Presently, the EU relies, for 30 % of its electric power production, on generation II-III fission nuclear reactors, leading to the annual production of 2,500 t/year of used fuel, containing 25 t plutonium, and high-level wastes (HLW) such as 3.5 t of minor actinides (MA), namely, neptunium (Np), americium (Am), and curium (Cm), and 3 t of long-lived fission products (LLFPs). These MA and LLFP stocks need to be managed in an appropriate way. The reprocessing of used fuel (closed fuel cycle) followed by geological disposal, or direct geological disposal (open fuel cycle), are today the envisaged solutions in Europe, depending on national fuel cycle options and waste management policies. The required time scale for geolog­ical disposal exceeds our accumulated technological knowledge, and this remains the main concern of the public. Partitioning and Transmutation (P&T) has been pointed out in numerous studies as the strategy that can relax constraints on geological disposal and reduce the monitoring period to technological and man­ageable time scales. Therefore, a special effort is ongoing in Europe and beyond to integrate P&T in advanced fuel cycles and advanced options for HLW manage­ment. Transmutation based on critical or subcritical fast-spectrum transmuters should be evaluated to assess the technical and economic feasibility of this waste management option, which could ease the development of a deep geological storage.

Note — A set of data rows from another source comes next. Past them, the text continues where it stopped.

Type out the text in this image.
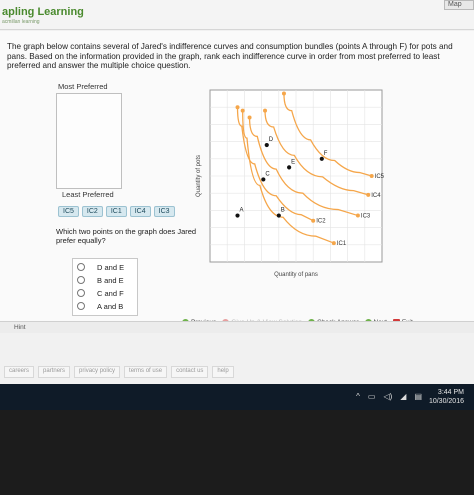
apling Learning
acmillan learning
Map
The graph below contains several of Jared's indifference curves and consumption bundles (points A through F) for pots and pans. Based on the information provided in the graph, rank each indifference curve in order from most preferred to least preferred and answer the multiple choice question.
Most Preferred
Least Preferred
IC5	IC2	IC1	IC4	IC3
Which two points on the graph does Jared prefer equally?
D and E
B and E
C and F
A and B
IC1
IC2
IC3
IC4
IC5
A	B
C
D
E
F
Quantity of pans
Quantity of pots
Hint
careers	partners	privacy policy	terms of use	contact us	help
^ ▭ ◁) ◢ ▤	3:44 PM
10/30/2016
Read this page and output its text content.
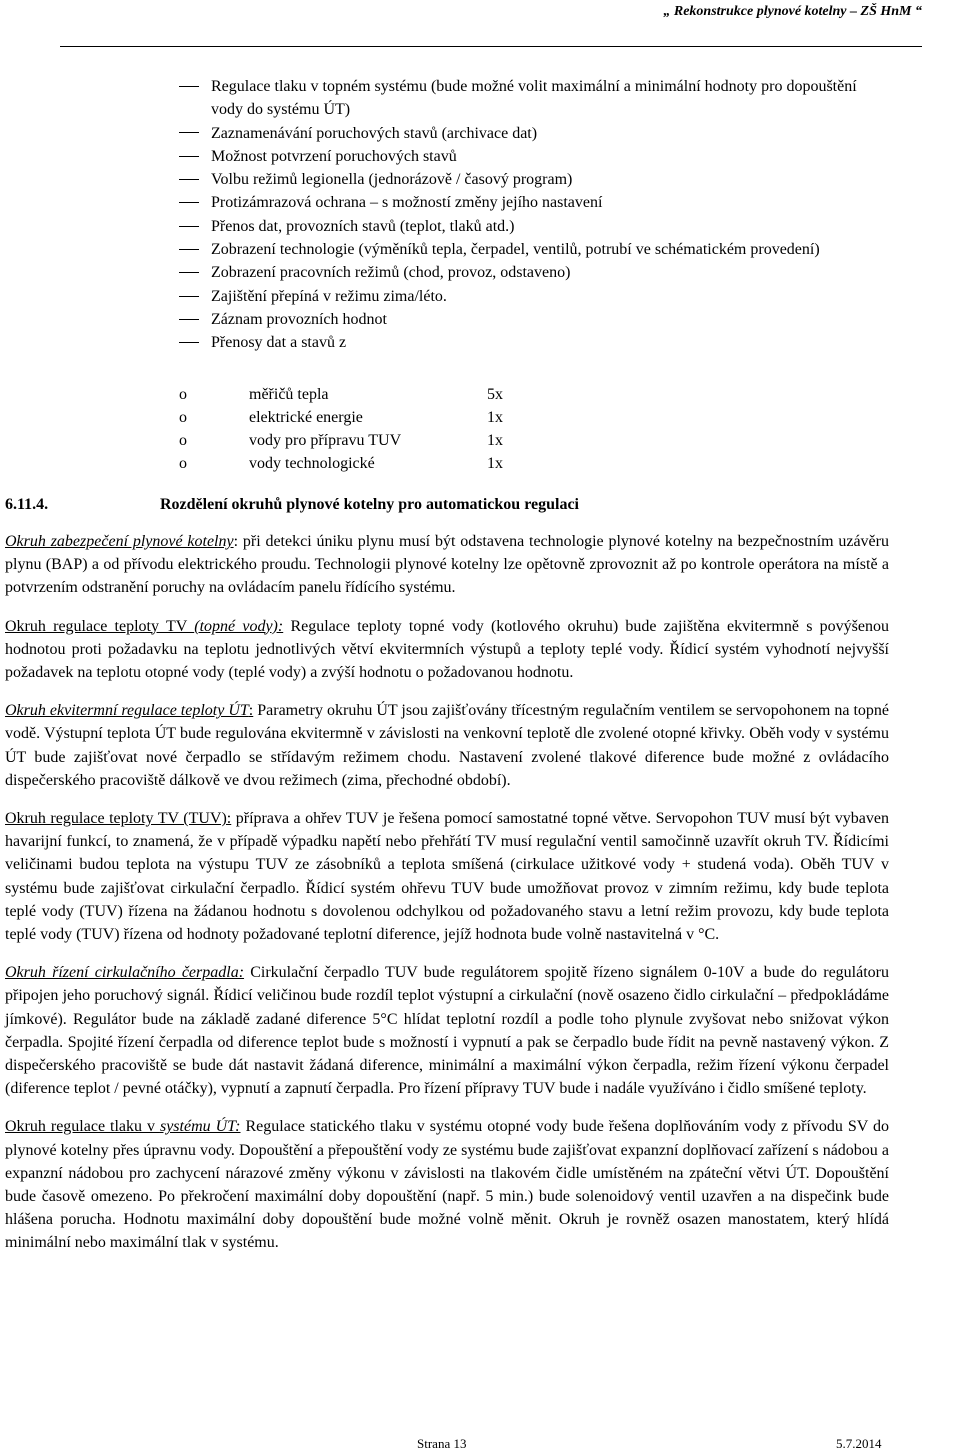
„ Rekonstrukce plynové kotelny – ZŠ HnM “
Regulace tlaku v topném systému (bude možné volit maximální a minimální hodnoty pro dopouštění vody do systému ÚT)
Zaznamenávání poruchových stavů (archivace dat)
Možnost potvrzení poruchových stavů
Volbu režimů legionella (jednorázově / časový program)
Protizámrazová ochrana – s možností změny jejího nastavení
Přenos dat, provozních stavů (teplot, tlaků atd.)
Zobrazení technologie (výměníků tepla, čerpadel, ventilů, potrubí ve schématickém provedení)
Zobrazení pracovních režimů (chod, provoz, odstaveno)
Zajištění přepíná v režimu zima/léto.
Záznam provozních hodnot
Přenosy dat a stavů z
o	měřičů tepla	5x
o	elektrické energie	1x
o	vody pro přípravu TUV	1x
o	vody technologické	1x
6.11.4.	Rozdělení okruhů plynové kotelny pro automatickou regulaci

Okruh zabezpečení plynové kotelny: při detekci úniku plynu musí být odstavena technologie plynové kotelny na bezpečnostním uzávěru plynu (BAP) a od přívodu elektrického proudu. Technologii plynové kotelny lze opětovně zprovoznit až po kontrole operátora na místě a potvrzením odstranění poruchy na ovládacím panelu řídícího systému.

Okruh regulace teploty TV (topné vody): Regulace teploty topné vody (kotlového okruhu) bude zajištěna ekvitermně s povýšenou hodnotou proti požadavku na teplotu jednotlivých větví ekvitermních výstupů a teploty teplé vody. Řídicí systém vyhodnotí nejvyšší požadavek na teplotu otopné vody (teplé vody) a zvýší hodnotu o požadovanou hodnotu.

Okruh ekvitermní regulace teploty ÚT: Parametry okruhu ÚT jsou zajišťovány třícestným regulačním ventilem se servopohonem na topné vodě. Výstupní teplota ÚT bude regulována ekvitermně v závislosti na venkovní teplotě dle zvolené otopné křivky. Oběh vody v systému ÚT bude zajišťovat nové čerpadlo se střídavým režimem chodu. Nastavení zvolené tlakové diference bude možné z ovládacího dispečerského pracoviště dálkově ve dvou režimech (zima, přechodné období).

Okruh regulace teploty TV (TUV): příprava a ohřev TUV je řešena pomocí samostatné topné větve. Servopohon TUV musí být vybaven havarijní funkcí, to znamená, že v případě výpadku napětí nebo přehřátí TV musí regulační ventil samočinně uzavřít okruh TV. Řídicími veličinami budou teplota na výstupu TUV ze zásobníků a teplota smíšená (cirkulace užitkové vody + studená voda). Oběh TUV v systému bude zajišťovat cirkulační čerpadlo. Řídicí systém ohřevu TUV bude umožňovat provoz v zimním režimu, kdy bude teplota teplé vody (TUV) řízena na žádanou hodnotu s dovolenou odchylkou od požadovaného stavu a letní režim provozu, kdy bude teplota teplé vody (TUV) řízena od hodnoty požadované teplotní diference, jejíž hodnota bude volně nastavitelná v °C.

Okruh řízení cirkulačního čerpadla: Cirkulační čerpadlo TUV bude regulátorem spojitě řízeno signálem 0-10V a bude do regulátoru připojen jeho poruchový signál. Řídicí veličinou bude rozdíl teplot výstupní a cirkulační (nově osazeno čidlo cirkulační – předpokládáme jímkové). Regulátor bude na základě zadané diference 5°C hlídat teplotní rozdíl a podle toho plynule zvyšovat nebo snižovat výkon čerpadla. Spojité řízení čerpadla od diference teplot bude s možností i vypnutí a pak se čerpadlo bude řídit na pevně nastavený výkon. Z dispečerského pracoviště se bude dát nastavit žádaná diference, minimální a maximální výkon čerpadla, režim řízení výkonu čerpadel (diference teplot / pevné otáčky), vypnutí a zapnutí čerpadla. Pro řízení přípravy TUV bude i nadále využíváno i čidlo smíšené teploty.

Okruh regulace tlaku v systému ÚT: Regulace statického tlaku v systému otopné vody bude řešena doplňováním vody z přívodu SV do plynové kotelny přes úpravnu vody. Dopouštění a přepouštění vody ze systému bude zajišťovat expanzní doplňovací zařízení s nádobou a expanzní nádobou pro zachycení nárazové změny výkonu v závislosti na tlakovém čidle umístěném na zpáteční větvi ÚT. Dopouštění bude časově omezeno. Po překročení maximální doby dopouštění (např. 5 min.) bude solenoidový ventil uzavřen a na dispečink bude hlášena porucha. Hodnotu maximální doby dopouštění bude možné volně měnit. Okruh je rovněž osazen manostatem, který hlídá minimální nebo maximální tlak v systému.

Strana 13	5.7.2014
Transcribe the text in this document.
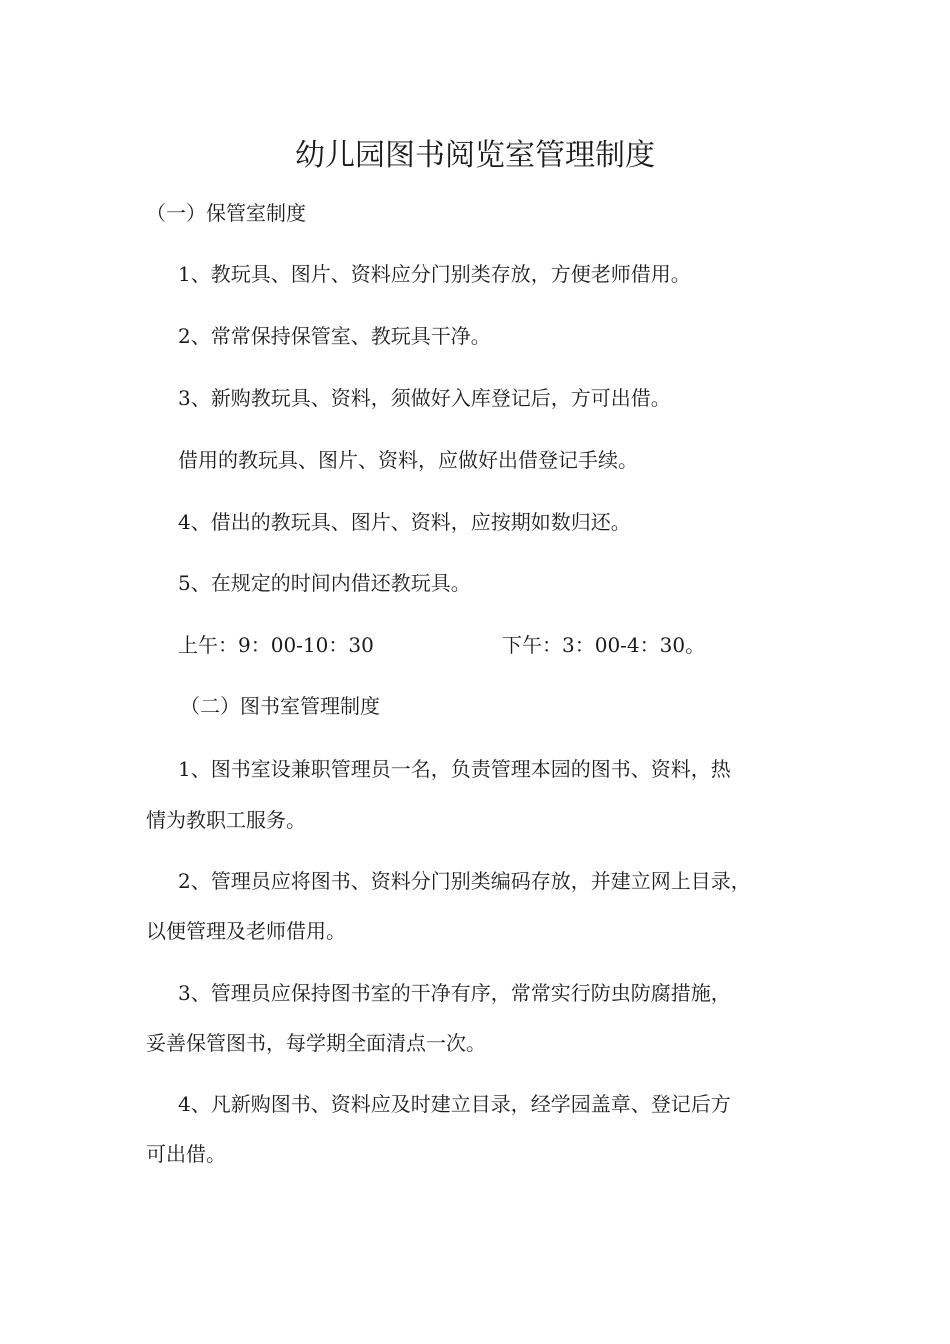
幼儿园图书阅览室管理制度
（一）保管室制度
1、教玩具、图片、资料应分门别类存放，方便老师借用。
2、常常保持保管室、教玩具干净。
3、新购教玩具、资料，须做好入库登记后，方可出借。
借用的教玩具、图片、资料，应做好出借登记手续。
4、借出的教玩具、图片、资料，应按期如数归还。
5、在规定的时间内借还教玩具。
上午：9：00-10：30	下午：3：00-4：30。
（二）图书室管理制度
1、图书室设兼职管理员一名，负责管理本园的图书、资料，热
情为教职工服务。
2、管理员应将图书、资料分门别类编码存放，并建立网上目录，
以便管理及老师借用。
3、管理员应保持图书室的干净有序，常常实行防虫防腐措施，
妥善保管图书，每学期全面清点一次。
4、凡新购图书、资料应及时建立目录，经学园盖章、登记后方
可出借。
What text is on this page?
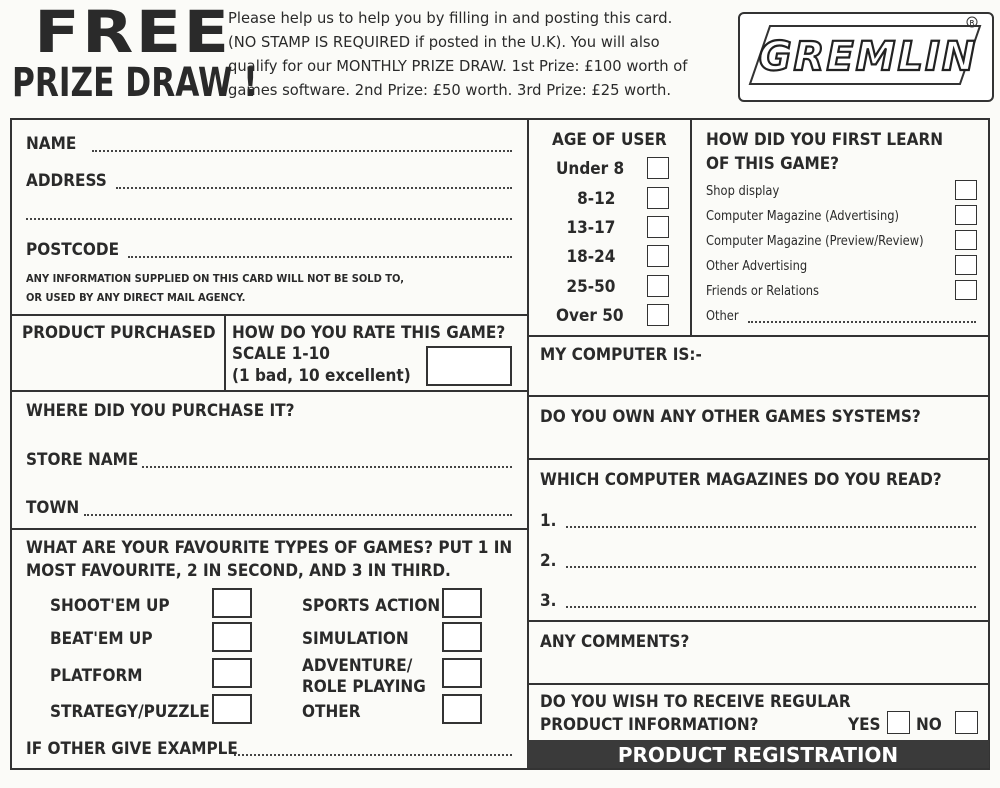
FREE
PRIZE DRAW !
Please help us to help you by filling in and posting this card. (NO STAMP IS REQUIRED if posted in the U.K). You will also qualify for our MONTHLY PRIZE DRAW. 1st Prize: £100 worth of games software. 2nd Prize: £50 worth. 3rd Prize: £25 worth.
GREMLIN
R
NAME
ADDRESS
POSTCODE
ANY INFORMATION SUPPLIED ON THIS CARD WILL NOT BE SOLD TO,
OR USED BY ANY DIRECT MAIL AGENCY.
AGE OF USER
Under 8
8-12
13-17
18-24
25-50
Over 50
HOW DID YOU FIRST LEARN
OF THIS GAME?
Shop display
Computer Magazine (Advertising)
Computer Magazine (Preview/Review)
Other Advertising
Friends or Relations
Other
PRODUCT PURCHASED HOW DO YOU RATE THIS GAME?
SCALE 1-10
(1 bad, 10 excellent)
MY COMPUTER IS:-
WHERE DID YOU PURCHASE IT?
STORE NAME
TOWN
DO YOU OWN ANY OTHER GAMES SYSTEMS?
WHICH COMPUTER MAGAZINES DO YOU READ?
1.
2.
3.
WHAT ARE YOUR FAVOURITE TYPES OF GAMES? PUT 1 IN
MOST FAVOURITE, 2 IN SECOND, AND 3 IN THIRD.
SHOOT'EM UP
BEAT'EM UP
PLATFORM
STRATEGY/PUZZLE
SPORTS ACTION
SIMULATION
ADVENTURE/
ROLE PLAYING
OTHER
IF OTHER GIVE EXAMPLE
ANY COMMENTS?
DO YOU WISH TO RECEIVE REGULAR
PRODUCT INFORMATION?	YES NO
PRODUCT REGISTRATION
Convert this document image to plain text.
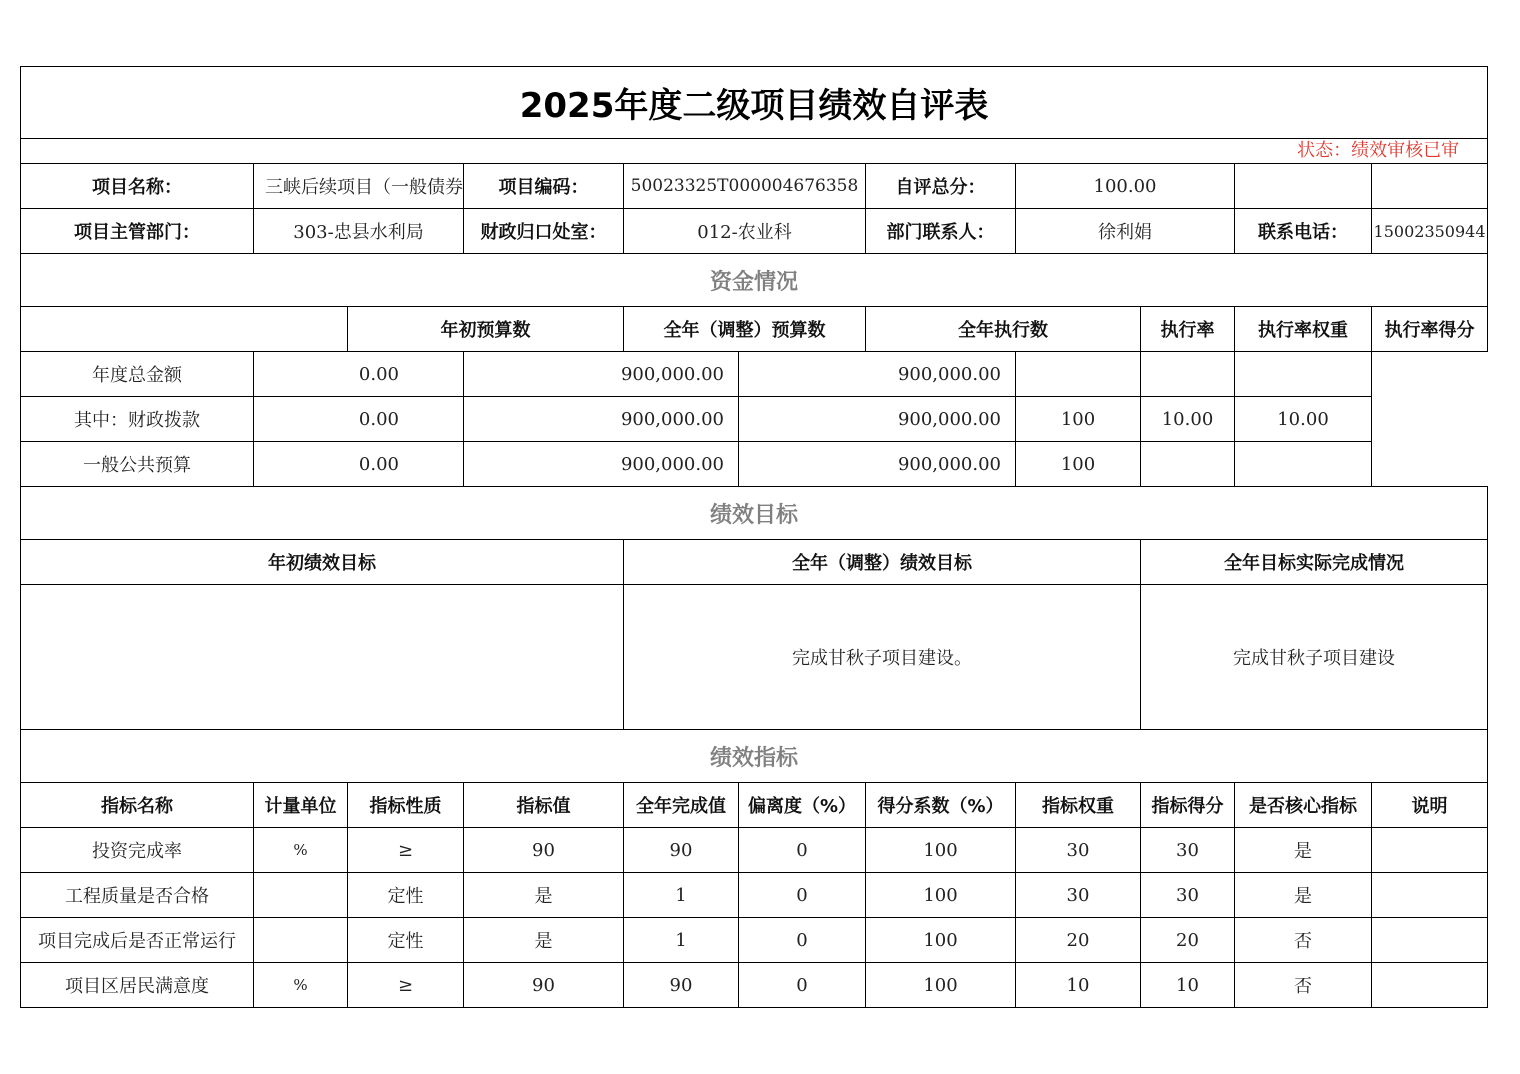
2025年度二级项目绩效自评表										
状态：绩效审核已审										
项目名称：	三峡后续项目（一般债券		项目编码：	50023325T000004676358		自评总分：	100.00			
项目主管部门：	303-忠县水利局		财政归口处室：	012-农业科		部门联系人：	徐利娟		联系电话：	15002350944
资金情况										
		年初预算数		全年（调整）预算数		全年执行数		执行率	执行率权重	执行率得分
年度总金额	0.00		900,000.00		900,000.00					
其中：财政拨款	0.00		900,000.00		900,000.00		100	10.00	10.00	
一般公共预算	0.00		900,000.00		900,000.00		100			
绩效目标										
年初绩效目标				全年（调整）绩效目标				全年目标实际完成情况		
				完成甘秋子项目建设。				完成甘秋子项目建设		
绩效指标										
指标名称	计量单位	指标性质	指标值	全年完成值	偏离度（%）	得分系数（%）	指标权重	指标得分	是否核心指标	说明
投资完成率	%	≥	90	90	0	100	30	30	是	
工程质量是否合格		定性	是	1	0	100	30	30	是	
项目完成后是否正常运行		定性	是	1	0	100	20	20	否	
项目区居民满意度	%	≥	90	90	0	100	10	10	否	
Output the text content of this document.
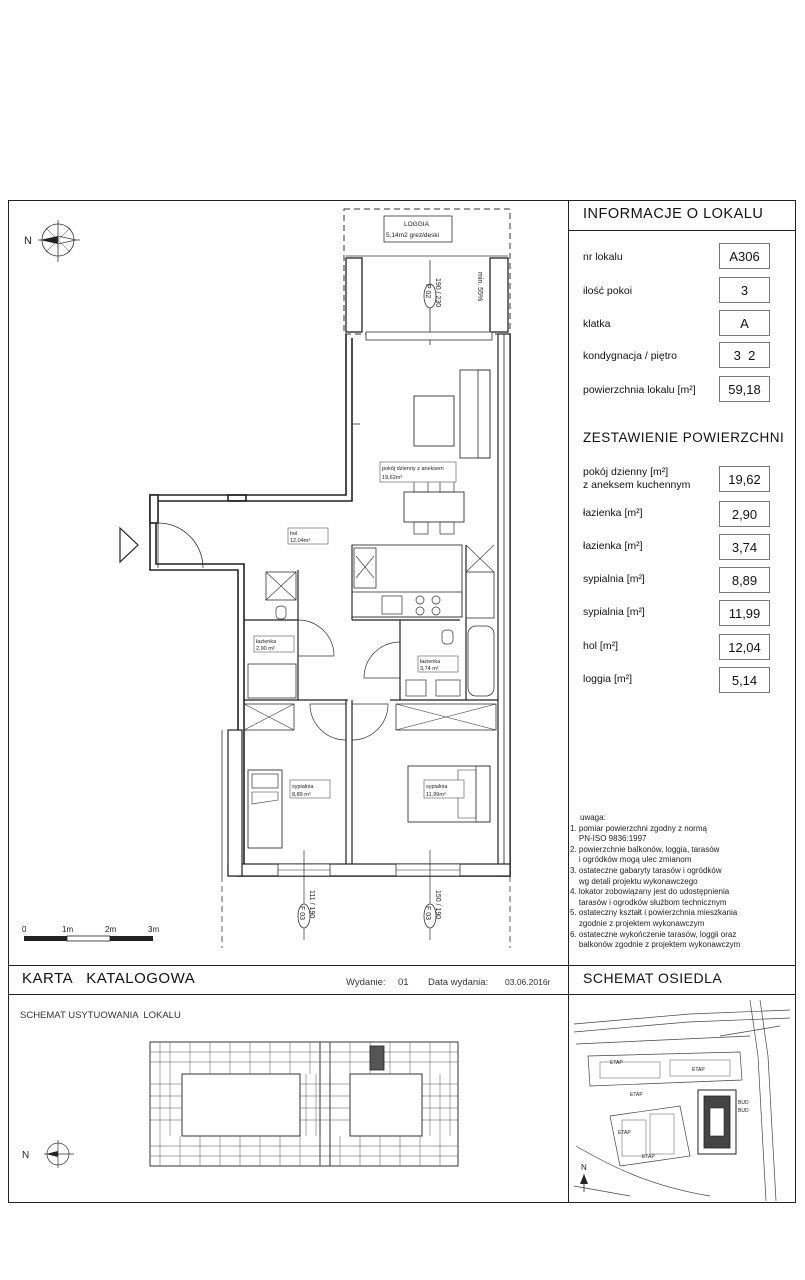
INFORMACJE O LOKALU
nr lokalu	A306
ilość pokoi	3
klatka	A
kondygnacja / piętro	3  2
powierzchnia lokalu [m²]	59,18
ZESTAWIENIE POWIERZCHNI
pokój dzienny [m²]
z aneksem kuchennym	19,62
łazienka [m²]	2,90
łazienka [m²]	3,74
sypialnia [m²]	8,89
sypialnia [m²]	11,99
hol [m²]	12,04
loggia [m²]	5,14
uwaga:
1. pomiar powierzchni zgodny z normą
PN-ISO 9836:1997
2. powierzchnie balkonów, loggia, tarasów
i ogródków mogą ulec zmianom
3. ostateczne gabaryty tarasów i ogródków
wg detali projektu wykonawczego
4. lokator zobowiązany jest do udostępnienia
tarasów i ogrodków służbom technicznym
5. ostateczny kształt i powierzchnia mieszkania
zgodnie z projektem wykonawczym
6. ostateczne wykończenie tarasów, loggii oraz
balkonów zgodnie z projektem wykonawczym
N
LOGGIA
5,14m2 grez/deski
P 02 190 / 230	min. 55%
pokój dzienny z aneksem
19,62m²
hol
12,04m²
łazienka
2,90 m²
łazienka
3,74 m²
sypialnia
8,89 m²
sypialnia
11,99m²
F 03 111 / 190	F 03 150 / 190
0	1m	2m	3m
KARTA   KATALOGOWA	Wydanie: 01 Data wydania: 03.06.2016r SCHEMAT OSIEDLA
SCHEMAT USYTUOWANIA  LOKALU
N
ETAP
ETAP
ETAP
ETAP
BUD
BUD
ETAP
N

Despite diverse strategies and policies pursued by European Member States concerning nuclear power and the envisaged fuel cycle policy ranging from the once-through without reprocessing to the double-strata fuel cycle ending with ADS as the ultimate burner or generation IV (Gen-IV) fast critical reactors multi­recycling all transuranic (TRUs), P&T requires an integrated effort at the European and even worldwide level. Even when considering the phase-out of nuclear energy, the combination of P&T and a dedicated burner such as ADS technologies, at a European scale, would allow meeting the objectives of both types of countries, those phasing out nuclear energy as well as countries favoring the continuation of nuclear energy development toward the deployment of new fast — spectrum systems.

The concept of partitioning and transmutation has three main goals: reduction of the radiological hazard associated with spent fuel by reducing the inventory of minor actinides, reduction of the time interval required to reach the radiotoxicity of

image36

Fig. 7.1 Radiotoxicity of radioactive waste [4]

natural uranium, and reduction of the heat load of the HLW packages to be stored in geological disposal, leading to its efficient use.

Transmutation of high-level radioactive elements with a long half-life present in the nuclear waste reduces the radiological impact of the actinides (such as ameri­cium, curium, and neptunium) and fission products. The time scale (Fig. 7.1) needed for the radiotoxicity of the waste to drop to the level of natural uranium will be reduced from a ‘geological’ value (500,000 to 1 million years) to a value that is comparable to that of human activities (several hundreds of years) [1­3]. During transmutation, the nuclei of the actinides are fissioned into shorter — lived fission products.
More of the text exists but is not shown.